Still, Hollywood isn't the capital of male pattern vanity. That title apparently belongs to Japan, which is said to be the world's largest toupee market.
The Japanese also invented "kanekalon," the fiber of choice for synthetic hair because "it can be teased, thinned and set in hot rollers," says Ron Zagon of Cal East Imports, a Beverly Hills, Calif., wig mart.
Making toupees is a laborious process. Strands of hair must be hand-tied to a polyurethane, nylon or silicone mesh base using a small, crochetlike needle. Because a typical piece takes weeks to construct, most are assembled in Asia, where wages are lower.
(One label at Wilshire Wigs reads: "Rene of Paris, Van Nuys, Calif. Made in Thailand.")
`Howard' on top? Or `Marco'?
Some hairpieces are tailor-made, based on molds of customer heads marked with instructions for color, density and direction of hair growth. Others are off-the-shelf models, marketed under such style names as "Wall Street," "Leading Man," "Howard" and "Marco."
Customers batten down their hatches in several ways: ouchless double-sided tape, glue or hidden clips. A few decades ago, suction-cup wigs enjoyed a brief run.
At chains such as Hair Club for Men, rugs are glommed onto existing hair and must be adjusted every few weeks. Although the prices are far higher than those in traditional toupee shops, "the product is exactly the same," says Anthony Santangelo, president of the Chicago-based American Hair Loss Council. "It's all marketing."
Still, Santangelo credits Hair Club with reinventing the toupee's battered image and fueling "fever-pitch growth" in the estimated $280 million-a-year U.S. hairpiece industry.

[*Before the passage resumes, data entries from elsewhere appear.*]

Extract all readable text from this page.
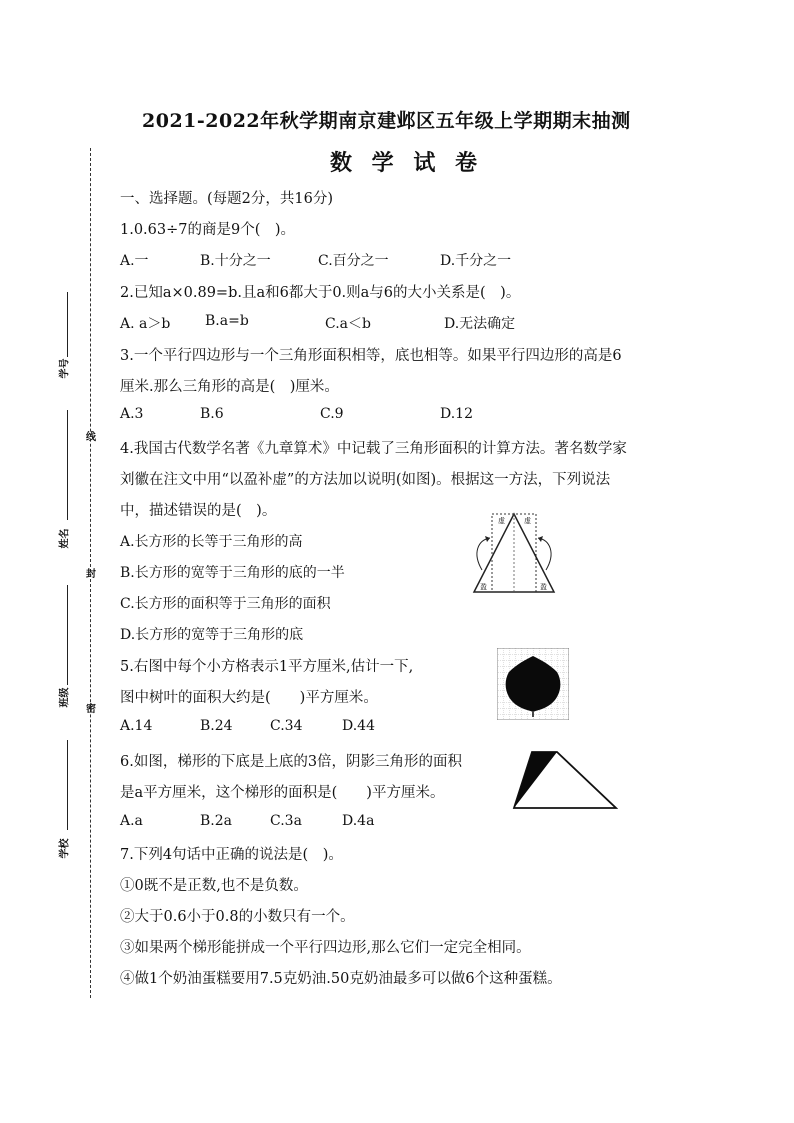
2021-2022年秋学期南京建邺区五年级上学期期末抽测
数 学 试 卷
学号
姓名
班级
学校
线
封
密
一、选择题。(每题2分，共16分)
1.0.63÷7的商是9个(　)。
A.一	B.十分之一	C.百分之一	D.千分之一
2.已知a×0.89=b.且a和6都大于0.则a与6的大小关系是(　)。
A. a＞b B.a=b	C.a＜b	D.无法确定
3.一个平行四边形与一个三角形面积相等，底也相等。如果平行四边形的高是6
厘米.那么三角形的高是(　)厘米。
A.3	B.6	C.9	D.12
4.我国古代数学名著《九章算术》中记载了三角形面积的计算方法。著名数学家
刘徽在注文中用“以盈补虚”的方法加以说明(如图)。根据这一方法，下列说法
中，描述错误的是(　)。
A.长方形的长等于三角形的高
B.长方形的宽等于三角形的底的一半
C.长方形的面积等于三角形的面积
D.长方形的宽等于三角形的底
虚	虚
盈	盈
5.右图中每个小方格表示1平方厘米,估计一下,
图中树叶的面积大约是(　　)平方厘米。
A.14	B.24	C.34	D.44
6.如图，梯形的下底是上底的3倍，阴影三角形的面积
是a平方厘米，这个梯形的面积是(　　)平方厘米。
A.a	B.2a	C.3a	D.4a
7.下列4句话中正确的说法是(　)。
①0既不是正数,也不是负数。
②大于0.6小于0.8的小数只有一个。
③如果两个梯形能拼成一个平行四边形,那么它们一定完全相同。
④做1个奶油蛋糕要用7.5克奶油.50克奶油最多可以做6个这种蛋糕。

As for the future, various innovations seem plausible. How about a Velcro toupee? Or magnetic rugs for men who have metal plates in their heads?
In the eyes of comedians, of course, a more likely scenario is the one in "Star Trek: The Next Generation" - a civilization so advanced it can send spaceships to the far reaches of the universe, disable enemies with phasers and beam citizens from one location to another, atom by atom.
Yet it can't give Capt. Jean Luc Picard a head of hair.